A maioria dos juízes do Supremo dos Estados Unidos se mostrou inclinada nesta quarta-feira a declarar inconstitucional a lei que define o casamento como a união entre um homem e uma mulher, mas também criticou o governo de Barack Obama por unir-se à campanha contra a medida enquanto ela ainda é aplicada.
O segundo dia de audiências na Suprema Corte esteve dedicado a estudar a validade da definição contida na lei de Defesa do Casamento (DOMA), que impede que os homossexuais casados legalmente obtenham reconhecimento do Governo Federal e lhes priva, portanto, de benefícios fiscais e da previdência.
Cinco dos nove magistrados do Supremo estão em dúvida sobre se a lei se encaixa na Constituição, baseando-se na possibilidade que o governo esteja exacerbando suas funções ao oferecer uma definição legal do casamento, e não tanto na possível violação do direito à igualdade dos cônjuges gays.
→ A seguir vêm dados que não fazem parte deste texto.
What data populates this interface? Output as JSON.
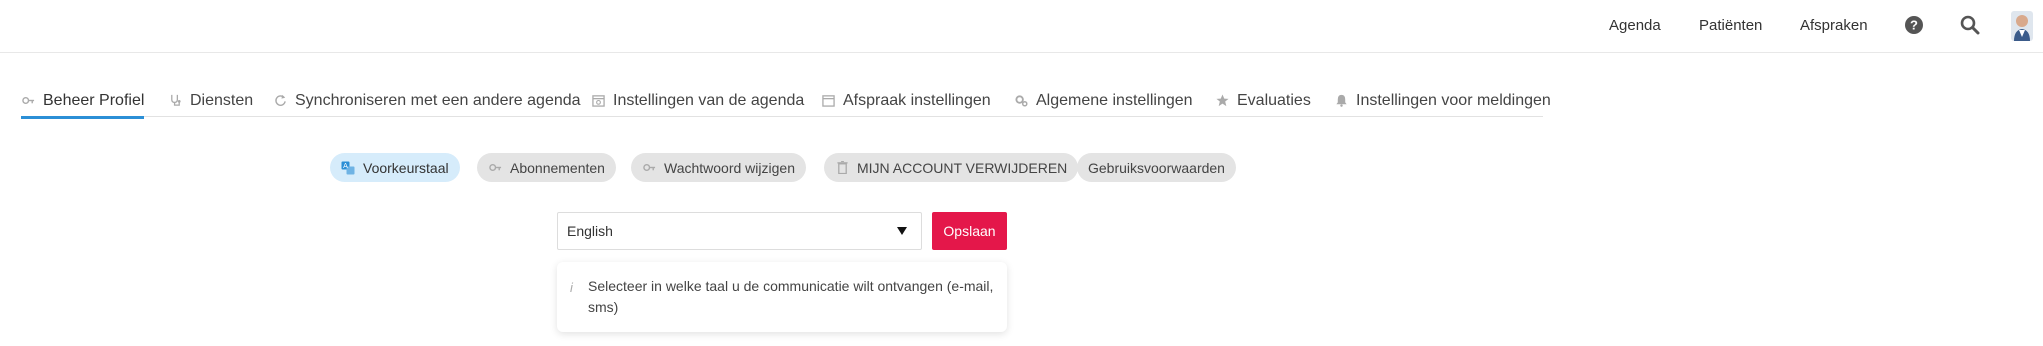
{
  "topnav": {
    "agenda": "Agenda",
    "patients": "Patiënten",
    "appointments": "Afspraken"
  },
  "tabs": [
    {
      "label": "Beheer Profiel",
      "icon": "key-icon"
    },
    {
      "label": "Diensten",
      "icon": "stethoscope-icon"
    },
    {
      "label": "Synchroniseren met een andere agenda",
      "icon": "sync-icon"
    },
    {
      "label": "Instellingen van de agenda",
      "icon": "calendar-clock-icon"
    },
    {
      "label": "Afspraak instellingen",
      "icon": "calendar-icon"
    },
    {
      "label": "Algemene instellingen",
      "icon": "gears-icon"
    },
    {
      "label": "Evaluaties",
      "icon": "star-icon"
    },
    {
      "label": "Instellingen voor meldingen",
      "icon": "bell-icon"
    }
  ],
  "subtabs": [
    {
      "label": "Voorkeurstaal",
      "icon": "translate-icon"
    },
    {
      "label": "Abonnementen",
      "icon": "key-icon"
    },
    {
      "label": "Wachtwoord wijzigen",
      "icon": "key-icon"
    },
    {
      "label": "MIJN ACCOUNT VERWIJDEREN",
      "icon": "trash-icon"
    },
    {
      "label": "Gebruiksvoorwaarden",
      "icon": ""
    }
  ],
  "language": {
    "selected": "English",
    "save_label": "Opslaan",
    "info_text": "Selecteer in welke taal u de communicatie wilt ontvangen (e-mail, sms)"
  },
  "colors": {
    "accent": "#2b8fd6",
    "save": "#e4174a",
    "pill": "#e4e4e4",
    "pill_active": "#d6ecfb"
  }
}
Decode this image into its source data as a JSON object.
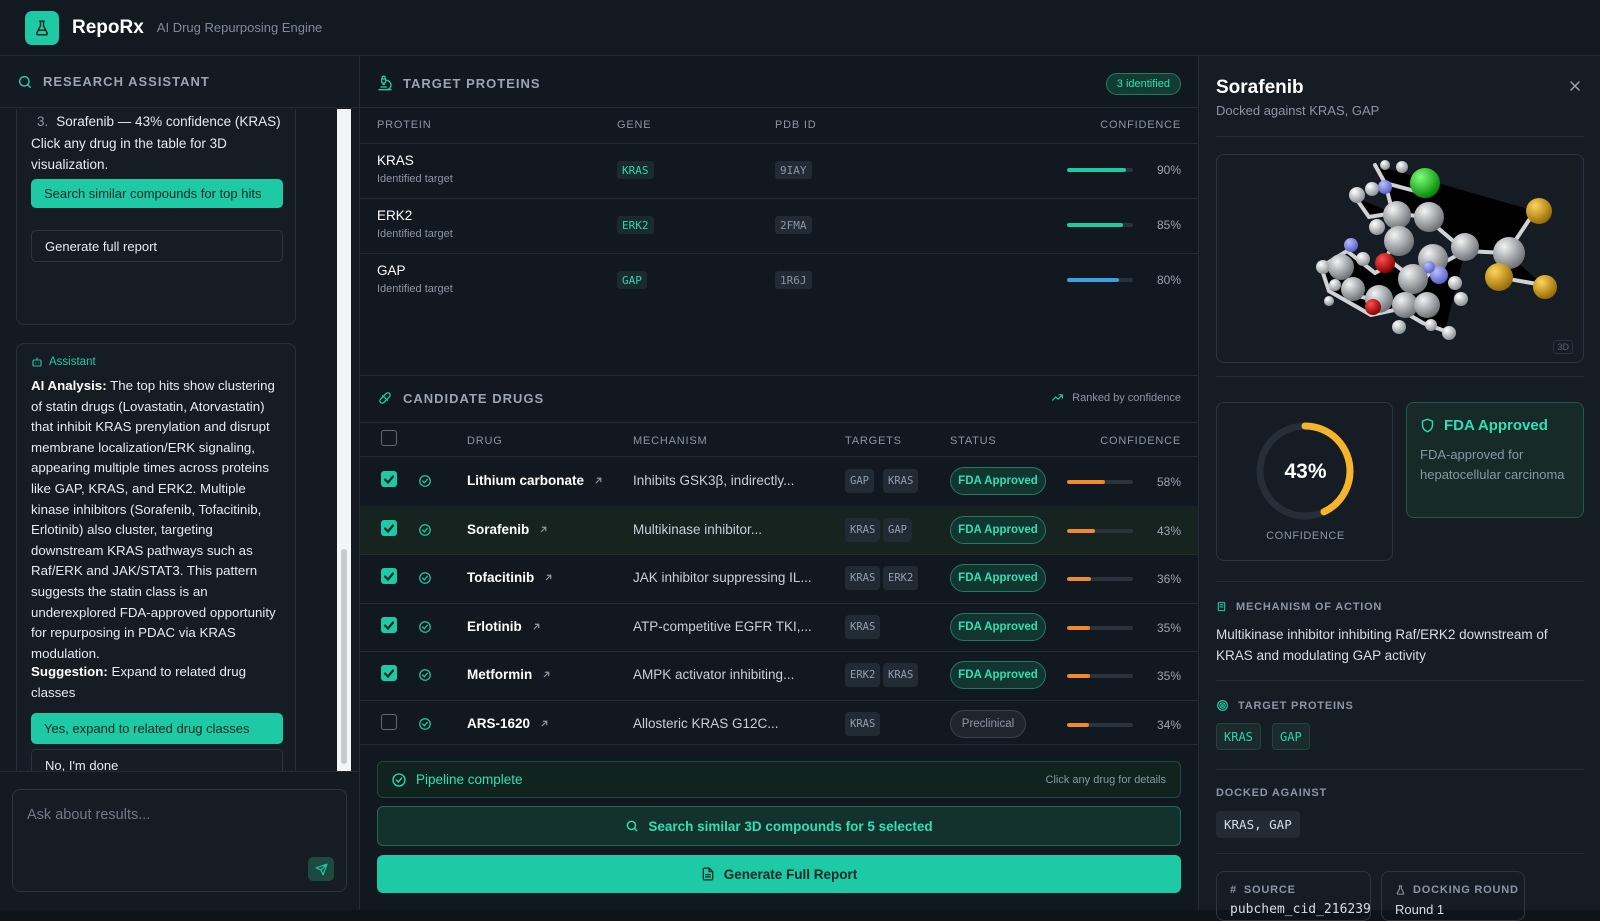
{
  "app": {
    "name": "RepoRx",
    "tagline": "AI Drug Repurposing Engine"
  },
  "assistant_panel": {
    "title": "RESEARCH ASSISTANT",
    "card1": {
      "list_item_number": "3.",
      "list_item": "Sorafenib — 43% confidence (KRAS)",
      "line1": "Click any drug in the table for 3D",
      "line2": "visualization.",
      "primary_action": "Search similar compounds for top hits",
      "secondary_action": "Generate full report"
    },
    "card2": {
      "label": "Assistant",
      "analysis_title": "AI Analysis:",
      "analysis_body": "The top hits show clustering of statin drugs (Lovastatin, Atorvastatin) that inhibit KRAS prenylation and disrupt membrane localization/ERK signaling, appearing multiple times across proteins like GAP, KRAS, and ERK2. Multiple kinase inhibitors (Sorafenib, Tofacitinib, Erlotinib) also cluster, targeting downstream KRAS pathways such as Raf/ERK and JAK/STAT3. This pattern suggests the statin class is an underexplored FDA-approved opportunity for repurposing in PDAC via KRAS modulation.",
      "suggestion_title": "Suggestion:",
      "suggestion_body": "Expand to related drug classes",
      "yes_action": "Yes, expand to related drug classes",
      "no_action": "No, I'm done"
    },
    "input_placeholder": "Ask about results..."
  },
  "target_proteins": {
    "title": "TARGET PROTEINS",
    "count_badge": "3 identified",
    "columns": [
      "PROTEIN",
      "GENE",
      "PDB ID",
      "CONFIDENCE"
    ],
    "rows": [
      {
        "protein": "KRAS",
        "sub": "Identified target",
        "gene": "KRAS",
        "pdb": "9IAY",
        "confidence": 90,
        "confidence_label": "90%",
        "color": "#1ec9a5"
      },
      {
        "protein": "ERK2",
        "sub": "Identified target",
        "gene": "ERK2",
        "pdb": "2FMA",
        "confidence": 85,
        "confidence_label": "85%",
        "color": "#1ec9a5"
      },
      {
        "protein": "GAP",
        "sub": "Identified target",
        "gene": "GAP",
        "pdb": "1R6J",
        "confidence": 80,
        "confidence_label": "80%",
        "color": "#3ca0e0"
      }
    ]
  },
  "candidate_drugs": {
    "title": "CANDIDATE DRUGS",
    "rank_note": "Ranked by confidence",
    "columns": [
      "DRUG",
      "MECHANISM",
      "TARGETS",
      "STATUS",
      "CONFIDENCE"
    ],
    "rows": [
      {
        "checked": true,
        "name": "Lithium carbonate",
        "mechanism": "Inhibits GSK3β, indirectly...",
        "targets": [
          "GAP",
          "KRAS"
        ],
        "status": "FDA Approved",
        "confidence": 58,
        "confidence_label": "58%"
      },
      {
        "checked": true,
        "name": "Sorafenib",
        "mechanism": "Multikinase inhibitor...",
        "targets": [
          "KRAS",
          "GAP"
        ],
        "status": "FDA Approved",
        "confidence": 43,
        "confidence_label": "43%"
      },
      {
        "checked": true,
        "name": "Tofacitinib",
        "mechanism": "JAK inhibitor suppressing IL...",
        "targets": [
          "KRAS",
          "ERK2"
        ],
        "status": "FDA Approved",
        "confidence": 36,
        "confidence_label": "36%"
      },
      {
        "checked": true,
        "name": "Erlotinib",
        "mechanism": "ATP-competitive EGFR TKI,...",
        "targets": [
          "KRAS"
        ],
        "status": "FDA Approved",
        "confidence": 35,
        "confidence_label": "35%"
      },
      {
        "checked": true,
        "name": "Metformin",
        "mechanism": "AMPK activator inhibiting...",
        "targets": [
          "ERK2",
          "KRAS"
        ],
        "status": "FDA Approved",
        "confidence": 35,
        "confidence_label": "35%"
      },
      {
        "checked": false,
        "name": "ARS-1620",
        "mechanism": "Allosteric KRAS G12C...",
        "targets": [
          "KRAS"
        ],
        "status": "Preclinical",
        "confidence": 34,
        "confidence_label": "34%"
      }
    ],
    "pipeline_status": "Pipeline complete",
    "pipeline_hint": "Click any drug for details",
    "search_action": "Search similar 3D compounds for 5 selected",
    "report_action": "Generate Full Report"
  },
  "details": {
    "title": "Sorafenib",
    "subtitle": "Docked against KRAS, GAP",
    "viewer_badge": "3D",
    "confidence": 43,
    "confidence_label": "43%",
    "confidence_caption": "CONFIDENCE",
    "status_title": "FDA Approved",
    "status_desc": "FDA-approved for hepatocellular carcinoma",
    "moa_title": "MECHANISM OF ACTION",
    "moa_text": "Multikinase inhibitor inhibiting Raf/ERK2 downstream of KRAS and modulating GAP activity",
    "targets_title": "TARGET PROTEINS",
    "targets": [
      "KRAS",
      "GAP"
    ],
    "docked_title": "DOCKED AGAINST",
    "docked_value": "KRAS, GAP",
    "source_label": "SOURCE",
    "source_value": "pubchem_cid_216239",
    "round_label": "DOCKING ROUND",
    "round_value": "Round 1"
  },
  "colors": {
    "accent": "#1ec9a5",
    "bar_orange": "#f08a2a",
    "ring": "#f5b52a"
  }
}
“A pergunta é se o Governo Federal, em um sistema federalista, tem a autoridade de regular o casamento”, disse o juiz Anthony Kennedy, considerado o voto decisivo em caso de empate entre os nove magistrados.
Por sua parte, a juíza liberal Elena Kagan considerou que a lei de 1996 contém pontos “preocupantes”, enquanto sua companheira Ruth Bader Ginsburg opinou que estabelece “dois tipos de casamento: casamento inteiro e casamento do tipo ‘leite desnatado'”.
No início da audiência, os magistrados cogitaram inclusive se deveriam estar analisando o caso, dado que a parte processada – o governo americano – deixou de apoiar a lei nos tribunais em 2011 e se somou agora à posição dos litigantes, defendendo-a perante o Supremo com seus advogados.
O juiz John Roberts, que lidera a ala conservadora, criticou o fato de que o governo tenha declarado que considera a lei inconstitucional, mas siga aplicando-a na prática à espera da decisão do Supremo, algo que, assegurou, “não tem precedentes” na história americana.
Roberts esgrimiu que talvez a Administração deveria ter a “coragem” de aplicar a lei baseando-se em sua constitucionalidade em vez de transferir a responsabilidade ao Supremo.
Josh Earnest, porta-voz da Casa Branca, respondeu hoje a essas críticas ao indicar que o governo “tem uma responsabilidade de aplicar todas as leis que estejam aprovadas, inclusive aquelas com as quais não está de acordo”.
O vazio que o governo deixou no assento do processo foi ocupado por um grupo de líderes republicanos da Câmara de Representantes, liderados pelo presidente do plenário, John Boehner, e que hoje defenderam a lei através do advogado Paul Clément.
Uma hora da audiência esteve dedicada a determinar se os republicanos tinham direito a ocupar esse papel no caso, algo que Clément justificou ao lembrar que aprovar as leis e defendê-las é “a função mais importante” do Congresso.
Contra se pronunciou Vicky Jackson, professora de Direito da Universidade de Harvard, que comentou que o Congresso não tem nada em jogo neste caso e pediu aos juízes que “esperem que chegue outro caso” para decidir sobre a constitucionalidade da DOMA.
Se os juízes decidem que não existe base para apresentar o caso, os analistas preveem que a lei deixará de ser aplicada nos estados do nordeste do país que tiveram decisões contrárias à medida, mas as consequências em nível nacional seriam incertas.
Se declaram inconstitucional a definição contida na DOMA, os casamentos homossexuais começariam a receber benefícios federais, mas não se obrigaria nenhum estado que proíbe os casamentos gays a permiti-los.
A lei já foi declarada inconstitucional por duas cortes de apelações por causa da reivindicação apresentada por Edith Windsor, uma idosa de 83 anos, após ver-se obrigada a pagar mais de US$ 360 mil em impostos pelo patrimônio herdado de sua mulher, dado que o governo não reconhecia seu casamento.
Edith se mostrou hoje “emocionada, inquieta e muito, muito humilde” porque seu caso tinha chegado à máxima instância judicial.
“Este é um dia espetacular para mim”, disse à imprensa após a audiência. “Me senti muito respeitada pela Justiça e tenho a sensação que (o caso) correrá bem”, acrescentou.
Políticos e analistas compartilharam pouco depois essa sensação que a lei DOMA “será derrogada”, segundo a líder da minoria democrata na Câmara, Nancy Pelosi.
A expectativa é que os magistrados emitam antes do final de junho sua decisão tanto neste caso como no que escutaram na terça-feira, que avalia a validade da Proposta 8, que proibiu os casamentos gays na Califórnia e que pode ter implicações em outros estados do país.